Le style impersonnel
« “[…] mon ‹ style personnel › était si impersonnel qu’il pouvait être repris par d’autres.” Ce propos où une manière personnelle est promue au rang de langue collective, montre à quel point, surtout dans un art du dessin, l’anonymat est une construction, l’impersonnalité un style à élaborer à force de travail plutôt qu’un état primaire de l’expression collective qu’il suffirait de retrouver. »
Le contour des objets
« Les objets réclament une forme d’apparition qui n’est fondée que sur le rapport qui les lie à l’espace, qui exprime, non pas leur dimensionnalité, mais la tension de leur contour (non leur forme structurelle, mais leur forme picturale), mais leur existence dans la profondeur. Car sans cela la surface n’arrive pas à la concentration, elle reste bidimensionnelle et ne peut avoir d’autre profondeur que celle, perspectiviste et illusionniste, du dessin ; et non la profondeur qui est la forme non dimensionnelle du rapport unissant l’infinité de l’espace à l’objet. »
Les signes
« dispersé[s] à travers » l’espace défini d’un cadre, « jeté[s] en écharpe, à toute volée, dans toutes les directions de la page » fixent pour un instant « le paradoxe d’une écriture irréversible et fragile, qui est à la fois, contradictoirement incision et glissement » vers un autre arrangement.
Mise en jeu
« Objectivement, une partie d’échecs ressemble beaucoup à un dessin à la plume, avec cette différence que le joueur d’échecs peint avec les formes blanches et noires déjà prêtes, au lieu d’inventer les formes comme le fait l’artiste. »
Stylisation
« Nous ne voulons pas exprimer plus que nous ne savons, mais ce que nous savons, nous voulons le dire de façon si claire, si simple, que tout un chacun puisse le comprendre. (…) Concrètement, cette lisibilité recouvre deux exigences mêlées : la volonté de créer des œuvres simples, d’accès facile à tous, mais aussi l’aptitude de celles-ci à être, au pied de la lettre, lues – double jeu, encore une fois, de l’immédiateté et du langage articulé. D’un côté, l’œuvre univoque dans son contenu et réduite au plus simple dans sa forme doit avoir la présence “d’une fleur ou d’une étoile”. Mais, de l’autre, de par son caractère réglé et dans une supposée adéquation totale du référent et de la forme, elle doit pouvoir refléter dans sa structure les mécanismes qui régissent le monde et la société. »

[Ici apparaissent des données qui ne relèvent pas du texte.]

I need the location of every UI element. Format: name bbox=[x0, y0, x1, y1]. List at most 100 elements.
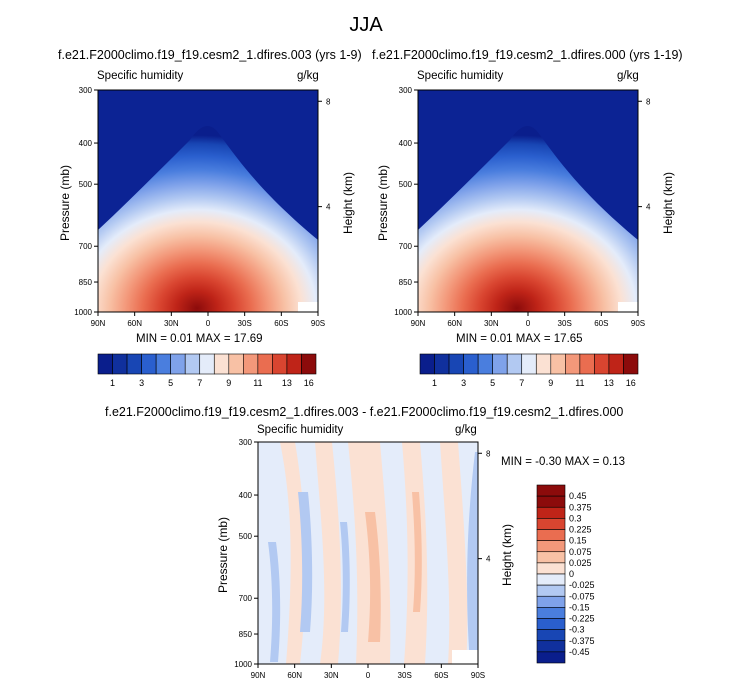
panel-1-plot: 300 400 500 700 850 1000 8 4 90N 60N 30N 0 30S 60S 90S bbox=[74, 86, 331, 328]
panel-1-colorbar-box bbox=[272, 353, 288, 375]
panel-1-colorbar-box bbox=[301, 353, 317, 375]
panel-3-colorbar-box bbox=[536, 529, 566, 541]
panel-1-pressure-tick-label: 500 bbox=[79, 180, 93, 189]
panel-1-units-label: g/kg bbox=[297, 70, 319, 82]
panel-3-colorbar-box bbox=[536, 573, 566, 586]
panel-1-colorbar-box bbox=[155, 353, 171, 375]
figure-title: JJA bbox=[349, 14, 383, 36]
panel-3-colorbar-label: -0.3 bbox=[569, 625, 585, 635]
panel-2-colorbar-box bbox=[623, 353, 639, 375]
panel-1-colorbar-label: 5 bbox=[168, 378, 173, 388]
panel-3-colorbar: 0.450.3750.30.2250.150.0750.0250-0.025-0… bbox=[536, 484, 595, 664]
panel-3-stats: MIN = -0.30 MAX = 0.13 bbox=[501, 456, 626, 468]
panel-1-height-tick-label: 4 bbox=[326, 203, 331, 212]
panel-1-colorbar-label: 13 bbox=[282, 378, 292, 388]
panel-2-colorbar-box bbox=[477, 353, 493, 375]
panel-3-colorbar-box bbox=[536, 618, 566, 630]
panel-3-colorbar-label: 0.3 bbox=[569, 513, 582, 523]
panel-3-lat-tick-label: 30N bbox=[324, 671, 339, 680]
panel-2-colorbar-box bbox=[579, 353, 595, 375]
panel-2-colorbar-box bbox=[521, 353, 537, 375]
panel-3-colorbar-box bbox=[536, 484, 566, 497]
panel-1-colorbar-box bbox=[141, 353, 157, 375]
panel-3-colorbar-label: 0.225 bbox=[569, 525, 592, 535]
panel-2-lat-tick-label: 30S bbox=[558, 319, 572, 328]
panel-2-height-tick-label: 4 bbox=[646, 203, 651, 212]
panel-1-colorbar-box bbox=[213, 353, 230, 375]
panel-2-lat-tick-label: 30N bbox=[484, 319, 499, 328]
panel-2-pressure-tick-label: 300 bbox=[399, 86, 413, 95]
panel-3-colorbar-box bbox=[536, 640, 566, 653]
panel-2-lat-tick-label: 0 bbox=[526, 319, 531, 328]
panel-3-colorbar-box bbox=[536, 651, 566, 664]
panel-3-colorbar-label: -0.45 bbox=[569, 647, 590, 657]
panel-1-colorbar: 1 3 5 7 9 11 13 16 bbox=[97, 353, 317, 388]
panel-3-pressure-tick-label: 850 bbox=[239, 630, 253, 639]
panel-2-colorbar-box bbox=[419, 353, 435, 375]
panel-1-pressure-tick-label: 850 bbox=[79, 278, 93, 287]
panel-3-colorbar-box bbox=[536, 595, 566, 608]
panel-3-colorbar-box bbox=[536, 607, 566, 619]
panel-3-colorbar-label: 0 bbox=[569, 569, 574, 579]
panel-1-pressure-tick-label: 300 bbox=[79, 86, 93, 95]
panel-2-colorbar-box bbox=[535, 353, 552, 375]
panel-3-colorbar-box bbox=[536, 551, 566, 564]
panel-3-colorbar-box bbox=[536, 562, 566, 575]
panel-1-stats: MIN = 0.01 MAX = 17.69 bbox=[136, 333, 263, 345]
panel-1-height-tick-label: 8 bbox=[326, 97, 331, 106]
panel-3-colorbar-label: -0.375 bbox=[569, 636, 595, 646]
panel-1-pressure-tick-label: 1000 bbox=[74, 308, 92, 317]
panel-2-colorbar-box bbox=[463, 353, 479, 375]
panel-2-pressure-tick-label: 1000 bbox=[394, 308, 412, 317]
panel-2-colorbar: 1 3 5 7 9 11 13 16 bbox=[419, 353, 639, 388]
panel-2-pressure-tick-label: 400 bbox=[399, 139, 413, 148]
panel-3-variable-label: Specific humidity bbox=[257, 424, 344, 436]
panel-2-units-label: g/kg bbox=[617, 70, 639, 82]
panel-2-colorbar-box bbox=[434, 353, 450, 375]
panel-1-lat-tick-label: 30S bbox=[238, 319, 252, 328]
panel-3-pressure-tick-label: 500 bbox=[239, 532, 253, 541]
panel-1-colorbar-box bbox=[184, 353, 201, 375]
panel-3-pressure-tick-label: 1000 bbox=[234, 660, 252, 669]
panel-3-title: f.e21.F2000climo.f19_f19.cesm2_1.dfires.… bbox=[105, 405, 624, 419]
panel-2-lat-tick-label: 90N bbox=[411, 319, 426, 328]
panel-3-colorbar-box bbox=[536, 495, 566, 508]
panel-2-colorbar-label: 13 bbox=[604, 378, 614, 388]
panel-2-pressure-tick-label: 850 bbox=[399, 278, 413, 287]
panel-2-variable-label: Specific humidity bbox=[417, 70, 504, 82]
panel-3-colorbar-label: 0.45 bbox=[569, 491, 587, 501]
panel-1-pressure-tick-label: 700 bbox=[79, 242, 93, 251]
panel-3-colorbar-box bbox=[536, 629, 566, 642]
panel-3-colorbar-label: -0.075 bbox=[569, 591, 595, 601]
panel-1-colorbar-label: 3 bbox=[139, 378, 144, 388]
panel-1-colorbar-box bbox=[126, 353, 142, 375]
panel-3-colorbar-label: 0.375 bbox=[569, 502, 592, 512]
panel-2-colorbar-label: 7 bbox=[519, 378, 524, 388]
panel-2-title: f.e21.F2000climo.f19_f19.cesm2_1.dfires.… bbox=[372, 48, 683, 62]
panel-1-lat-tick-label: 90S bbox=[311, 319, 325, 328]
panel-2-colorbar-box bbox=[448, 353, 464, 375]
panel-3-lat-tick-label: 60S bbox=[434, 671, 448, 680]
panel-3-units-label: g/kg bbox=[455, 424, 477, 436]
panel-3-colorbar-label: -0.225 bbox=[569, 614, 595, 624]
panel-2-colorbar-box bbox=[594, 353, 610, 375]
panel-1-colorbar-box bbox=[112, 353, 128, 375]
panel-3-lat-tick-label: 90N bbox=[251, 671, 266, 680]
panel-3-lat-tick-label: 0 bbox=[366, 671, 371, 680]
panel-3-lat-tick-label: 60N bbox=[287, 671, 302, 680]
panel-2-colorbar-label: 5 bbox=[490, 378, 495, 388]
panel-1-lat-tick-label: 90N bbox=[91, 319, 106, 328]
panel-2-colorbar-label: 9 bbox=[548, 378, 553, 388]
panel-1-lat-tick-label: 30N bbox=[164, 319, 179, 328]
panel-2-colorbar-label: 3 bbox=[461, 378, 466, 388]
panel-1-colorbar-box bbox=[199, 353, 215, 375]
panel-1-colorbar-box bbox=[243, 353, 259, 375]
panel-3-colorbar-label: 0.15 bbox=[569, 536, 587, 546]
panel-2-colorbar-box bbox=[608, 353, 624, 375]
panel-3-pressure-tick-label: 700 bbox=[239, 594, 253, 603]
panel-3-colorbar-label: 0.075 bbox=[569, 547, 592, 557]
panel-2-colorbar-label: 1 bbox=[432, 378, 437, 388]
panel-1-colorbar-box bbox=[286, 353, 302, 375]
panel-3-colorbar-label: 0.025 bbox=[569, 558, 592, 568]
panel-3-colorbar-box bbox=[536, 518, 566, 530]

Décrire le monde c’est déjà le changer
« (…) la mondialisation-moins a fait perdre de vue, au sens littéral, les tenants et les aboutissants de nos assujettissements. (…) Il existe pourtant un épisode de l’histoire de France qui pourrait donner une idée de l’entreprise : l’écriture des cahiers de
doléances, de janvier à mai 1789 (…) En quelques mois, à la
demande d’un roi aux abois en situation de déroute financière et de tension climatique, tous les villages, toutes les villes, toutes les corporations, sans oublier les trois états, parviennent à décrire assez précisément leur milieu de vie, et cela règlement après règlement, lopin de terre après lopin de terre, privilège après privilège, impôt après impôt. »
Composition
Selon Stendhal, la composition « c’est l’art de faire que tous les personnages d’un tableau concourent à une même action » à partir de positions tour à tour communes, cohérentes, cumulatives et divergentes.
À l’image des notes de lecture ci-dessus composées par Claude Queyrel et Pascale Stauth à partir de citations du CNRTL, de Gerd Arntz, Roland Barthes, Walter Benjamin, Claude David, Marcel Duchamp, Philippe Grateau, Bruno Latour, Olivier Lugon, Jacques Rancière, Régine Robin, Daniel Roche, Franz Wilhelm Seiwert et Sophie Wahnich.
CQPS Mai 2024
CQPS Mai 2024
avec le soutien de la Direction Régionale des Affaires Culturelles Provence-Alpes-Côte d’Azur.